Sordi in Un Americano a Roma. Photo: Wikicommons/Public Domain
On February 24th it will be 12 years since Alberto Sordi, one of the greatest if not the greatest Italian comedic actor, passed away due to heart attack.
His career spanned seven decades, starting at the end of thirties until early 2000s, and during this time he established himself as the king of comedies and light dramas. His movies have become classics, saluted as staples of Italian comedy. His characters a true portrait of the typical Italian middle class at different eras.
Sordi’s humor didn’t travel well outside of Italy, at least not as well as others’ did; his most famous role to American audiences is probably that of Antonio Badalamenti in Alberto Lattuada’s Mafioso, or the traveling merchant in Il diavolo for which he was awarded best actor at 1963’s Golden Globes. He also appeared in Mario Monicelli’s The Great War, considered by many film historians to be one of the best Italian comedies. He definitely deserves more appreciation overseas for his many and important contributions to Italian cinema.

The role that propelled him to stardom was that of Un Americano a Roma (An American in Rome). It’s a movie that came out in 1954, ten years after the end of World Word II, when the American troops were saluted as saviors and their arrival left in the Italian people a desire for the American dream that would only grow stronger in the years to come. It’s amazing how the themes depicted in the movie that were so specific to that era can still be so relevant today, when the dream of making it in America, perpetuated by Hollywood films, is as strong as it once was.
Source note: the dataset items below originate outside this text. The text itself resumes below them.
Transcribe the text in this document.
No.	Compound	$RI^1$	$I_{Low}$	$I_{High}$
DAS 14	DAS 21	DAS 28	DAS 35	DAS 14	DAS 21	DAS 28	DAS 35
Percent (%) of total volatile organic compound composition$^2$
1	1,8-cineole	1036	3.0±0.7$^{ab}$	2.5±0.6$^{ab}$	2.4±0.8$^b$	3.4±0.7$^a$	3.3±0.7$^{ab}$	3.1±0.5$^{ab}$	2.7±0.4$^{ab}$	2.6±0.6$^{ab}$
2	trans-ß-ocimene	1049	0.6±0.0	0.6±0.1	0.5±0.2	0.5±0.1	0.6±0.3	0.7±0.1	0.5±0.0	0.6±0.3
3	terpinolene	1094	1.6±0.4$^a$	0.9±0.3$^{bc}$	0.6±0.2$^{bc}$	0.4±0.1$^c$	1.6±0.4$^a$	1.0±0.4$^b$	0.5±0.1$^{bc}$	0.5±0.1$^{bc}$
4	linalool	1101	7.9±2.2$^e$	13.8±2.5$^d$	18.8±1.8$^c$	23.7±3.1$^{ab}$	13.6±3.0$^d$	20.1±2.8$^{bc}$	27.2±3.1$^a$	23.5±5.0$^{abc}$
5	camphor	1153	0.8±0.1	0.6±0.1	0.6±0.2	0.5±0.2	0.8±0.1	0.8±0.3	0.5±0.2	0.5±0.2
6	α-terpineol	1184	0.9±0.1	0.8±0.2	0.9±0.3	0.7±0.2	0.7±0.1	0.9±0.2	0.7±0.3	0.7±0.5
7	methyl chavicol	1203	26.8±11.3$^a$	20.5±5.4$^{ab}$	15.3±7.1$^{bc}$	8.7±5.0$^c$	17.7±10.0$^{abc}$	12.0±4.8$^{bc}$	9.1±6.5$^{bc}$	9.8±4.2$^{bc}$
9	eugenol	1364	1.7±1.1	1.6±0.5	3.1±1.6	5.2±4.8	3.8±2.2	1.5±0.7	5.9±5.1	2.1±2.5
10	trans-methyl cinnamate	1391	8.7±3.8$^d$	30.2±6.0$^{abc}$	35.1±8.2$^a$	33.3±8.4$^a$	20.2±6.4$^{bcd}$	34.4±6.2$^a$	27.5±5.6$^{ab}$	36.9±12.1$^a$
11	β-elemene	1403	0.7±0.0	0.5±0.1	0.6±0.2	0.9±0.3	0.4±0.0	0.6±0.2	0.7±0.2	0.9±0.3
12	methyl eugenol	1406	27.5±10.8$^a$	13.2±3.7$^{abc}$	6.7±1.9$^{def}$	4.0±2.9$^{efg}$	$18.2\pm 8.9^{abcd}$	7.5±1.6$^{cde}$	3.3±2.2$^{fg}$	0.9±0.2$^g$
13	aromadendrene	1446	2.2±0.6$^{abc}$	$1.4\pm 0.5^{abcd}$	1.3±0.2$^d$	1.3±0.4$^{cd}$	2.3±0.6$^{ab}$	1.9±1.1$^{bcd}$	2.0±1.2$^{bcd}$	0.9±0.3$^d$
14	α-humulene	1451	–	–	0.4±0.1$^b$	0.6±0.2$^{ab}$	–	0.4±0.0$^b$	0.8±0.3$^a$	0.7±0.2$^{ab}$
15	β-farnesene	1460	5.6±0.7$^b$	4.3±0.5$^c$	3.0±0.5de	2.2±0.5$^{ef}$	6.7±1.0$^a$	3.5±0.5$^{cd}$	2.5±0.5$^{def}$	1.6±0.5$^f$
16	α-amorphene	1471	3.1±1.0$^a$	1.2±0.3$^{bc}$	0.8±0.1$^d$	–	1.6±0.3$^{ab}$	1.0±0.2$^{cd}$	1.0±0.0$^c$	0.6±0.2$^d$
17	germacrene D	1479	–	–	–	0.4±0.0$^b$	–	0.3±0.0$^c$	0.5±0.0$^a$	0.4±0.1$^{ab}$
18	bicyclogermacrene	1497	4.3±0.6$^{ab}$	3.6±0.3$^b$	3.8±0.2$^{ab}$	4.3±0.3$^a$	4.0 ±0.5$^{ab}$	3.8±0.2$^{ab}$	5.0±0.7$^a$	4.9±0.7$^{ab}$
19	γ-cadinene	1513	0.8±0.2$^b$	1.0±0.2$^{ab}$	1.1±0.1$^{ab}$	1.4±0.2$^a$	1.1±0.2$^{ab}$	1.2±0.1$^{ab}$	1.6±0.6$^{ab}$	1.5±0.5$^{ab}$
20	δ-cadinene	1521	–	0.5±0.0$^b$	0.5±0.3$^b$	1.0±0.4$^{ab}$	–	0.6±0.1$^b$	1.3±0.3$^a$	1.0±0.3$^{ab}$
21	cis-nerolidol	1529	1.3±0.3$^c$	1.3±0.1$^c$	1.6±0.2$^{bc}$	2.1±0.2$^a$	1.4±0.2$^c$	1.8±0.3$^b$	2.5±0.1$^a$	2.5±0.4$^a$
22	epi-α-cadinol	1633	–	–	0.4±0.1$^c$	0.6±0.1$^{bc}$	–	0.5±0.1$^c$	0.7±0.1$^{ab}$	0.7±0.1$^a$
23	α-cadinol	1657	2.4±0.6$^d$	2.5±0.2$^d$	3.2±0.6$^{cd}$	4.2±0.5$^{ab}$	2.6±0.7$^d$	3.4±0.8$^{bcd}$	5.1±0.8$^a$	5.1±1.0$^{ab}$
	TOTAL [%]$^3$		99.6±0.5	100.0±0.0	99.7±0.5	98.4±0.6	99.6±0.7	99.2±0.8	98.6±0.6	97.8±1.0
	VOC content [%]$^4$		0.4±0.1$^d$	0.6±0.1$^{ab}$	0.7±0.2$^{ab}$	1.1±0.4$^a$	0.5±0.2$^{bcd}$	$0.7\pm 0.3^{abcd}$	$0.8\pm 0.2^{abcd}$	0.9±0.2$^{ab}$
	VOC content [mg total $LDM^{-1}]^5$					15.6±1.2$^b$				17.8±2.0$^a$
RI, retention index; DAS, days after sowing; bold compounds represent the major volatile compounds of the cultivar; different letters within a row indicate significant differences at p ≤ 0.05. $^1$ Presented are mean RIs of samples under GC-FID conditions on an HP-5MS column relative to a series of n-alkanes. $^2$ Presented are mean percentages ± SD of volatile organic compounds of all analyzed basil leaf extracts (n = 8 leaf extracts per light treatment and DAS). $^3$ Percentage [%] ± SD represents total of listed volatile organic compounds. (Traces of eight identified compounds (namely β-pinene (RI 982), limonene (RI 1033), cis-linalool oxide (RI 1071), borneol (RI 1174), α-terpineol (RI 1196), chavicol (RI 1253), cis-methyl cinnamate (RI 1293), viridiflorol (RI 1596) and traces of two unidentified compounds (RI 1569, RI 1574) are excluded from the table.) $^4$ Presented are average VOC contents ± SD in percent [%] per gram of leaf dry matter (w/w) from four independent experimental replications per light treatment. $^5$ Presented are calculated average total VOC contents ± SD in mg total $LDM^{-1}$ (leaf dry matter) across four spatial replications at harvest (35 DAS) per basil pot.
Take the opening of Un Americano a Roma for example, where the off screen narration introduces the story and the main character.
The narrator identifies Christopher Columbus as the first Italian dreaming of going to America, it shows different people emulating American lifestyle being expressed in different ways, like a woman changing her diet or another one choosing dresses inspired my movie stars. It proclaims that so many Europeans dream of America, a land representing grandeur and opulence, while the Americans dream of traveling to Italy. That introduction alone can still be applied to today’s world. Americans are enamored with our great country, our great food, our lifestyle almost as much as we look up to United States to set the example. They are often in love with an idea, as seen in movies, just like it is for us.
In that context lives Nando Mericoni, the character played by Sordi, who feels like he was born in the wrong place, he encapsulates in his life everything that comes from the States: sports, clothing, food, even preferring a weird mix of marmalade and mustard on a slice of bread to our spaghetti al pomodoro, only to find out he can’t resist the temptation of the traditional dish, in what has become one of the most iconic scenes in cinema.
He speaks a language which is mostly gibberish, trying to make it sound like English but that nobody can understand. He aspires to be the Italian counterpart of Gene Kelly practicing his dance moves in a small theatre of the Roman suburbs; he dresses as an American cop imitating a motorcycle officer of an idealized Kansas Highway Patrol. (A year later the real Kansas City would grant the actor an honorary citizenship because of the continuous references in the film).
Besides the comic aspect, the film depicts a truthful picture of what it was and always has been the American Dream seen through the eyes of an Italian. During the film, in a series of flashbacks, we see the protagonist going through different adventures, in which his love for everything American gets all the people around him in trouble, while he is completely oblivious to the consequences of his behavior. He often manages to pull through at the last minute and keep living his fantasy up to a finale (inspired by the movie Fourteen Hours by Henry Hathaway) that could have been the coronation of his dream, if only.
Without spoiling the fun for those who still haven’t seen it, Nando could have gone to America and make all his dreams come true. But reality is always different from dreams, as the narrator points out. Or maybe it’s all for the better, because maybe, just maybe, the fantasy world he created in his mind would have not lived up to reality once in the States.
Something that those Italians, who actually ventured themselves into following their dreams on the other side of the ocean, quickly found out.
Rest assured that the film, the character and the actor can only be defined as legendary.